En effet, alors que dans le cas d'une source tridimensionnelle, son contour vu du
miroir 20 varie selon le point d'observation sur ce miroir, le recours à une source
plane permet de rendre cette forme invariable, et en l'espèce en forme de parallélogramme,
quel que soit le point d'observation.
[0061] En particulier, la section verticale axiale du miroir 20 peut être dans ce cas un
simple morceau de parabole dont le foyer Fb se trouve placé au niveau du bord avant
(c'est-à-dire le plus proche de la glace 50) de l'ouverture 31 du masque 30, ce qui
a pour effet d'amener toutes les images de la source virtuelle au-dessous et au ras
du plan horizontal.
[0062] En référence maintenant à la figure 31, on a représenté une forme de réalisation
concrète du miroir 20 d'un projecteur du type représenté sur les figures 28 à 30.

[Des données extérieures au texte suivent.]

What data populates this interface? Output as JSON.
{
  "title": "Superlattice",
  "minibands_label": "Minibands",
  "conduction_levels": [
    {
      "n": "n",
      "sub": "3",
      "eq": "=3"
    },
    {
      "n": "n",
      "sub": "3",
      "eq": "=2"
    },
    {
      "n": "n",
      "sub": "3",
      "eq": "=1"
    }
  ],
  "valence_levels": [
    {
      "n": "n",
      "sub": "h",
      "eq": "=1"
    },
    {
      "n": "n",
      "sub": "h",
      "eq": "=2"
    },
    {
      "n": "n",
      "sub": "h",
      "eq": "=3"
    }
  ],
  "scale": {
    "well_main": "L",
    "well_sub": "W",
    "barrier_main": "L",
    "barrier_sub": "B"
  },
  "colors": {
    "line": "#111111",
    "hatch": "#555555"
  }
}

Il est subdivisé en deux zones, à savoir une zone supérieure 20a et une zone inférieure
20b, la hauteur de la zone 20b étant de préférence sensiblement supérieure à celle
de la zone 20a.
[0063] Chacune de ces zones est subdivisée en sous-zones s'étendant côte-à-côte, chaque
sous-zone étant apte à engendrer une partie de faisceau dont la position et la largeur
dans le faisceau sont bien contrôlés.
[0064] Selon une forme de réalisation particulière, ces sous-zones sont formées par la projection
orthogonale de stries telles que des stries cylindriques d'axes verticaux, sur une
surface de base qui est par exemple du type défini dans les documents FR-A-2 536 502
et FR-A-2 536 503.
[0065] Un tel miroir à stries projetées est décrit en particulier dans le document FR-A-2
710 393.
[0066] Avantageusement, la zone supérieure 20a engendre, avec en l'espèce sept sous-zones
individuelles 21a à 27a, des parties de faisceau de largeur importante, avec des stries
projetées d'un rayon de courbure relativement faible. Cette zone, proche de la source
virtuelle définie par l'ouverture 31, engendre en effet des images relativement grandes
de la source, peu propices à créer des zones de concentration bien définies dans le
faisceau, mais au contraire propices à lui donner la largeur désirée.
[0067] La zone inférieure 20b du miroir, qui engendre des images plus petites de la source,
est au contraire constituée de sous-zones 21b à 25b assurant un étalement latéral
moins important, voire pratiquement nul, de manière à créer dans le faisceau une tache
de concentration d'intensité appropriée dans l'axe de la route.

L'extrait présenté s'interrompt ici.